The reflected power is defined as the portion of the generated microwave power that is not coupled into the process and that returns back to the generator. In microwave processes this is an important parameter employed to assess the efficiency of the microwave energy transfer into the material(s) to be heated or into the plasma. This article describes what the reflected power value means, which parameters influence the reflection of the microwaves and how to minimize the reflected power.
One of the advantages of microwave plasma systems is that, unlike in RF (radio frequency) plasma systems, the reflected power does not cause any direct damage and can be used for process optimization.
Explanation of a microwave (-plasma) system
In the following example a classical microwave plasma system is described using the model of an atmospheric burner.
- The microwave generator driven by a high voltage power supply (usually a switching mode) produces microwave power via a magnetron; in the example of Figure 1, at 2.45 GHz frequency.
- The isolator is a two-port device that allows the microwave power to pass from the microwave generator to the load but not to return back to the magnetron/generator if reflected power is created. The most common use of such device is to protect the magnetron from the damaging effects that reflected power can have. At the entrance of the isolator, the reflected power – usually created by a poorly absorbing load – is diverted to and absorbed by a perfectly matched water load and dissipated as heat in the circulating water.
- The three-stub tuner is an optional component that allows for a wide process window of the system by matching the impedance of the magnetron to the impedance of the load (e.g. plasma). For very dynamic processes it is useful to run the tuner automatically. However, if a process undergoes little changes, i.e. is stable for microwave coupling, the impedances can be permanently matched from the beginning of the process. In this case the matching can be done via individual, fixed tuning elements.
- Load represented by an Atmospheric Plasma Source (APS)
Reflected power as a cause of impedance mismatch
Root cause
Reflected power always occurs when the components of the plasma system (i.e. microwave generator and plasma source) are not properly matched. In microwave processes this occurs due to changes of waveguide geometry, line geometry (coaxial conductor, stripline etc.), but also due to the change of the dielectric load in the process chamber. Thereby the microwave coupling can vary due to changes of the process material, evaporating water, plasma ignition, temperature, pressure etc., which requires an adjustment of the impedance matching in order to decrease the reflected power. The more abruptly these changes occur in the system, the more difficult it becomes to compensate for the mismatch with a single matching element.
All these effects can be explained by impedance matching and visualized by means of a Smith chart. The generator and the load can be assigned (frequency-dependent) complex impedances, which are matched by a complex matching network.
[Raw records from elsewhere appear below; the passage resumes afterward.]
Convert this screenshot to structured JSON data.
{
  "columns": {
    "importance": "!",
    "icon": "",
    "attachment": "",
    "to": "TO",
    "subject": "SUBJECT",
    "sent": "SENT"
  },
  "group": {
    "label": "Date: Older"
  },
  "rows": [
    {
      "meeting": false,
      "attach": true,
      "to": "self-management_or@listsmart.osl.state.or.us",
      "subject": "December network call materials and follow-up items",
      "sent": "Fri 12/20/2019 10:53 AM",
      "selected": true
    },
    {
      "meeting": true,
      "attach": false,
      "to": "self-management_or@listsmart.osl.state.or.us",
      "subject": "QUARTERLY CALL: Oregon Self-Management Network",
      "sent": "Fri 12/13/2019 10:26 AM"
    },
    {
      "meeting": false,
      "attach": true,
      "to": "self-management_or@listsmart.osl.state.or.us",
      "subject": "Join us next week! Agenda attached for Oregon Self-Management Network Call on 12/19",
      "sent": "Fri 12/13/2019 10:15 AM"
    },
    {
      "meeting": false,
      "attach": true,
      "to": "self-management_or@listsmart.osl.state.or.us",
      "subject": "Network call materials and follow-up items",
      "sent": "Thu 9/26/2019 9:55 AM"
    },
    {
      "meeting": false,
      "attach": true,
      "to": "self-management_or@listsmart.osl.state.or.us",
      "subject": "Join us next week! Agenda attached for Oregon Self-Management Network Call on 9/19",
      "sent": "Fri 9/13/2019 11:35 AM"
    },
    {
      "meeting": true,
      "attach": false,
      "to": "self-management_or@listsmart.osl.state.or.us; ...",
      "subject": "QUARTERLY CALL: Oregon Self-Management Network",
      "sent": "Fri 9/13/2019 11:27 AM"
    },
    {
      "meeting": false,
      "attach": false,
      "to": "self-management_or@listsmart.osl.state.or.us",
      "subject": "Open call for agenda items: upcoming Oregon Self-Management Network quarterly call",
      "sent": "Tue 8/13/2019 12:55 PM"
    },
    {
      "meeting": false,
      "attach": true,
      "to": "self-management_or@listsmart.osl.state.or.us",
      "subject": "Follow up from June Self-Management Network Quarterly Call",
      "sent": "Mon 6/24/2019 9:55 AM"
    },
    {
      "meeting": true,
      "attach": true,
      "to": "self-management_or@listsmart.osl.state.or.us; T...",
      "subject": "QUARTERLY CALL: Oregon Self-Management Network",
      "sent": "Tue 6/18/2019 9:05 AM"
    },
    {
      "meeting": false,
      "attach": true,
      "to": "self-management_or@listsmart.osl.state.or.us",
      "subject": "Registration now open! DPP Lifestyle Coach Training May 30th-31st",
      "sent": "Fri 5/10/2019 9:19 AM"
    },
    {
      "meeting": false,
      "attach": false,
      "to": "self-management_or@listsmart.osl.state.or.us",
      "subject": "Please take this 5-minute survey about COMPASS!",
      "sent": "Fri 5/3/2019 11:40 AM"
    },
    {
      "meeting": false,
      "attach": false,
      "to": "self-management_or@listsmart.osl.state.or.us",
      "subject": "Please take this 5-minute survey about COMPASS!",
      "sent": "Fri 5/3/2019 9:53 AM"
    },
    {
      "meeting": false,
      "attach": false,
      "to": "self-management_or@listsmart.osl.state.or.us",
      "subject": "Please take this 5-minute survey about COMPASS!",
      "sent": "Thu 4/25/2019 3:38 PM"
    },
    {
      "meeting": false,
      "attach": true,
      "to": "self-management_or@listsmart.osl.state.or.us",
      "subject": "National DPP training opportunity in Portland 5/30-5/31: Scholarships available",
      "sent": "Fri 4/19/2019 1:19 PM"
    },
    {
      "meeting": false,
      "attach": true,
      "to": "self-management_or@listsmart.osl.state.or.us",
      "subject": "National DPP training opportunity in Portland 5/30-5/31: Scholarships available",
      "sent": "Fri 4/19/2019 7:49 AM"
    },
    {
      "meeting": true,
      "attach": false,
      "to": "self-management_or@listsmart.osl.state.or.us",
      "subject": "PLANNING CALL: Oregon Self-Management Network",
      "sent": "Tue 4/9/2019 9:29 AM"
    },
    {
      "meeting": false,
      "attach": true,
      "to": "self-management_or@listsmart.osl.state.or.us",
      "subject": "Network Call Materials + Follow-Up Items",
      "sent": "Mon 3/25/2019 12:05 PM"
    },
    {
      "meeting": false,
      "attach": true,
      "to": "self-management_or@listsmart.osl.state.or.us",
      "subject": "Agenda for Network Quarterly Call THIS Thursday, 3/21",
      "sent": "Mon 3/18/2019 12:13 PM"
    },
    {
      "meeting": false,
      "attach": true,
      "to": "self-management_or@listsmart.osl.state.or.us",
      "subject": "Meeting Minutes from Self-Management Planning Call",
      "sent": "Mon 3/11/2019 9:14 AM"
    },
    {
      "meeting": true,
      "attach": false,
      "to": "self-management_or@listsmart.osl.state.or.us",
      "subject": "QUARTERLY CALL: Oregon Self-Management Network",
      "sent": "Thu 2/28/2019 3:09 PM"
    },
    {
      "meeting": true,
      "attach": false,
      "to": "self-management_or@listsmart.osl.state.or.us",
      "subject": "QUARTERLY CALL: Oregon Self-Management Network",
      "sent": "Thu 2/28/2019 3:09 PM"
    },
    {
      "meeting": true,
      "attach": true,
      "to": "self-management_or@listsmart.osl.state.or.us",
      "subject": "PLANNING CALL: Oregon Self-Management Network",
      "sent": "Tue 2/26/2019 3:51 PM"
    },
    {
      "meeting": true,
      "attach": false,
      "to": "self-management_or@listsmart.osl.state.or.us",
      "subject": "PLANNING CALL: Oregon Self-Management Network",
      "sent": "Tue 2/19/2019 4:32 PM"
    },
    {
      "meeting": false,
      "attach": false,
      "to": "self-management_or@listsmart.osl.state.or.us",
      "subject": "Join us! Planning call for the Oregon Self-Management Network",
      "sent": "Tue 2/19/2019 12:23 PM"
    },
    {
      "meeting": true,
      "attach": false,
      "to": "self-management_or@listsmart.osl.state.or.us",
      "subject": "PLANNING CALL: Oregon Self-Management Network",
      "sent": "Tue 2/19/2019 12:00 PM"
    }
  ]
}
The matching network is built by ideally resistive free inductors and capacitors. In the case of Figure 1, this corresponds to the three tuning stubs of the tuner, which can be lowered into the waveguide at different depths.
Significance for MW (microwave) processes
Due to the existence of the isolator as a protective element, the creation of reflected power does not represent a major issue for the hardware used in microwave applications: the reflected power is absorbed by the water load of the isolator and converted into heat even if the reflected power is 100 % of the power generated by the microwave generator. The reflected power is usually measured at the isolator level and as such, the operator can calculate how much power is absorbed by the load. In general, a microwave process should be operated at the lowest value of the reflected power in order to run the application with maximum energy efficiency.
Significance for RF (radio frequency) processes
Due to RF plasma operation at lower frequency by comparison to microwave frequencies (e.g., 13.56 MHz vs. 2.45 GHz), isolators are not available in RF plasma processes and the reflected power becomes critical. High reflected power in the RF process chamber can cause damage to components by unwanted arcing and in the worst case, the reflected power can destroy the generator.
Impedance matching
Manual/Automatic
For standard systems, various tuning elements can be used. Besides the already mentioned 3-stub tuner, plate (iris) tuners or E-H tuners can be used. The tuners can be operated manually or automatically to minimise the reflected power by changing the wave transmission behavior from the generator to the load as to optimize the matching.
Fixed Tuning
If a system is very well designed, the wave transmission properties can be predicted. In this case the geometry of the transition can be fixed and does not need additional adjustment and no moving elements will be required.
An example of such a system is shown in Figure 2. The special sequence of the components (magnetron, coupling stage, circulator, transition into the source, power output to the plasma) allows a perfect matching of the impedances, which ensures an almost zero reflected power system.
Conclusions
The reflected power is a process parameter observed in all plasma processes. In microwave processes the existence of the reflected power is, in contrast to RF (radio frequency) processes, a relatively uncritical parameter. The reflected power value should be as low as possible, to optimize the efficiency of the process.
Even small reflections in RF processes can lead to unwanted discharges (arcing) or even to destruction of the generator; in microwave systems the reflected power is a measure for the efficiency of the process. The lower the reflected power, the higher the power available to the process. In microwave processes the reflected power is absorbed by the isolator’s water load and eliminated as heat without endangering any parts of the plasma system.